Eurêka* !

Deux ans de gamberge et puis un jour tout se débloque ! Le concept du Canovélo est pourtant très simple sur le papier : un vélo tracte un canoë et ce même canoë porte tout sur l’eau. Oui, mais ça, c’est sur le papier…

Par Paul Villecourt.

Ce coup-ci, je connais la musique. Avec l’expérience de la Grande Traversée en canoë, réalisée en 2017 (de Genève à l’atlantique, 1500 km en 2 mois), j’ai appris le long processus impliqué dans la création d’une idée ou d’un projet. D’abord une étincelle… qui devient une obsession. Les nuits d’insomnie à se demander « oui, mais si ? », à avoir peur de rater ou de passer pour une pomme. Les amis qui te regardent avec des yeux ronds, leurs silences qui te font douter. Mais au fond de toi, bizarrement, cette espèce de certitude que tu vas y arriver parce que le prétexte est plus fort que tout : se balader dans la nature en toute liberté !

Bien sûr, d’autres ont déjà essayé.
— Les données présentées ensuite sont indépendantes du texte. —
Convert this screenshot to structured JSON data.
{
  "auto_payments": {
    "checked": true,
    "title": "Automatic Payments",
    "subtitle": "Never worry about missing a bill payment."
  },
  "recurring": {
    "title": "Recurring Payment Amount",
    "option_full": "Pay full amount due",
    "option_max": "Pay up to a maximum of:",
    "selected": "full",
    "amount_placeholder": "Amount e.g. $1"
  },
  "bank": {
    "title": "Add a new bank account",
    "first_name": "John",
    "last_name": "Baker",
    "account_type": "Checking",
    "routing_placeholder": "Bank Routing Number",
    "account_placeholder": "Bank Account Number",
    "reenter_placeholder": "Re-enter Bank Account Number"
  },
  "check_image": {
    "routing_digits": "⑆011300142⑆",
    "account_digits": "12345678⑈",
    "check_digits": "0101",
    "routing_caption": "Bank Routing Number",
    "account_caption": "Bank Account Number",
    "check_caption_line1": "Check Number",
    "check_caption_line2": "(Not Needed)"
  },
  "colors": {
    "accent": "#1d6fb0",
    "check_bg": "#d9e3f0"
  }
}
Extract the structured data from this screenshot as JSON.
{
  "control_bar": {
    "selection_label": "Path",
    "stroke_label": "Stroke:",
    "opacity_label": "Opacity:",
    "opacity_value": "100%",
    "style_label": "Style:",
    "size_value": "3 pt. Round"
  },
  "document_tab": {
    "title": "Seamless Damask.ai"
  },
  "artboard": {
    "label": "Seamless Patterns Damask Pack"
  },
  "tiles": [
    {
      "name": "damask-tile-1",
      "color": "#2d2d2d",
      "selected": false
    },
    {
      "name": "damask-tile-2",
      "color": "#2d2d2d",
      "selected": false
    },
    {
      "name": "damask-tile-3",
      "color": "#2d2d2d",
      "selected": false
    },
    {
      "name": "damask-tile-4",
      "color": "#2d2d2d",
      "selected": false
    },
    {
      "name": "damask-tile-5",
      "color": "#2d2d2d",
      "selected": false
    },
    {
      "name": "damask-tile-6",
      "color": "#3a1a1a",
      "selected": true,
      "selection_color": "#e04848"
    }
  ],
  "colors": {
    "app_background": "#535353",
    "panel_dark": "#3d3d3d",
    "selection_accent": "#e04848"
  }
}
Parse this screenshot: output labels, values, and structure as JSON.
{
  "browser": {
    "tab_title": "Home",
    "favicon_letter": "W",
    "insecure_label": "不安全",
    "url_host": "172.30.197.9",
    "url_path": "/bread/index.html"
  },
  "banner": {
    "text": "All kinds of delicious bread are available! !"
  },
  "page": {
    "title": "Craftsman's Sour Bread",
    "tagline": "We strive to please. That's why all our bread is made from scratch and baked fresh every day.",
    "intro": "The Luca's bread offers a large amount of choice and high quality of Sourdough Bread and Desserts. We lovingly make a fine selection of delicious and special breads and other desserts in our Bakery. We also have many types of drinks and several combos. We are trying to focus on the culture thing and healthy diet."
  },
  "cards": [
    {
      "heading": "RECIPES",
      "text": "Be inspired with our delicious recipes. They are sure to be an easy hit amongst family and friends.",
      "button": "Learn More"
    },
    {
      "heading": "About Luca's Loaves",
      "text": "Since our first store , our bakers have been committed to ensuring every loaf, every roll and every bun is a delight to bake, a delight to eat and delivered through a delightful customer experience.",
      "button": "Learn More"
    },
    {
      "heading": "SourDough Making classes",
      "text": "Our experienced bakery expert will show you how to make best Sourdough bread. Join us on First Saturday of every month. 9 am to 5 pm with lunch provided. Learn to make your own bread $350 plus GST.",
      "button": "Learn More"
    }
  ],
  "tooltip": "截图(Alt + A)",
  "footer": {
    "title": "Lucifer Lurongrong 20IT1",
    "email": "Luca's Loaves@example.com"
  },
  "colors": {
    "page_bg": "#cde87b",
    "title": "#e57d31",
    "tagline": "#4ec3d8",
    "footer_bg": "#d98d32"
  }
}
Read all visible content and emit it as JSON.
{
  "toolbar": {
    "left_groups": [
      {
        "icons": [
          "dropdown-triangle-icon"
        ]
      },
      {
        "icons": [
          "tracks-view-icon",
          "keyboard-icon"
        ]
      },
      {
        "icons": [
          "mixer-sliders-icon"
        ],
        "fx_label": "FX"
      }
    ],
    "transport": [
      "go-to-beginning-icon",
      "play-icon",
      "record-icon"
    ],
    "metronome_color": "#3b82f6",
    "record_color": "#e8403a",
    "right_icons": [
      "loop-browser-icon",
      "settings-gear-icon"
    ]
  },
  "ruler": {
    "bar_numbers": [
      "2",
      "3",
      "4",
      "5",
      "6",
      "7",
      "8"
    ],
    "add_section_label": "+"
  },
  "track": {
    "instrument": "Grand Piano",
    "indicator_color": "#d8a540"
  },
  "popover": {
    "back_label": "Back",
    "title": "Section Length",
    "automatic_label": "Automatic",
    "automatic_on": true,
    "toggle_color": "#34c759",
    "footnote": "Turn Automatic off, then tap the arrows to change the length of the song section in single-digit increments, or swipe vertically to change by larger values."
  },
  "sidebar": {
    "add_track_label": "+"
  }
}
Une bande d’allemands ont fait plusieurs trips en kayak + vélo : « Bike2Boat ». Mais le but était plus d’écumer les rivières alpines en les atteignant à chaque fois en vélo. Ce que je cherchais de mon côté, c’est la continuité du voyage, dans une version plus douce (les rivières difficiles : j’ai donné…). A droite à gauche sur le net, je trouvais quelques hurluberlus (comme nous) qui se lançaient dans des mini voyages canoë + vélo avec des montages approximatifs ou des parcours relativement adaptés (et donc plats). Car la plus grande problématique, c’est le poids !

Mission photos « On s’fait la malle » pour l’agence Safran Tours.

Je suis devenu adepte du vélo voyage il y a seulement quelques années. Que ce soit avec des sacoches ou une remorque, quand on dépasse les 30 kg de charge, l’affaire devient compliquée et surtout très physique. Ou alors, comme dit Christian, mon équipier, il faut « démultipier ». Effectivement, avec les bons plateaux et pignons, on peut faire avancer une grosse charge dans les montées, mais à la vitesse d’une tortue. Encore faut-il que la tortue ait un coeur et des jambes en acier ! J’en ai fait l’expérience au cours de l’été 2020, lors d’un repérage partant de la maison (Aouste-sur-Sye dans la Drôme) pour rejoindre la Loire, 30 km en amont de St Etienne. Dans la montée de Retournac, j’ai cru que le coeur allait lâcher, mais peut-être parce que c’était la journée la plus chaude de l’année (42°C)… Ce jour là, je me suis dit que je n’arriverai jamais à voyager avec un canoë derrière mon vélo. 60 kg à tracter, peut-être plus : l’expérience serait aussi agréable qu’une randonnée avec une collection de fers à repasser dans le sac à dos. Pendant un an, j’ai cherché à m’équiper d’un canoë ultra léger (carbone) pour rester en dessous de ce seuil des 60 kg. La chose était presque faite et une pandémie a bouleversé les chaînes de production. Là, j’ai pensé à baisser les bras. A moins que…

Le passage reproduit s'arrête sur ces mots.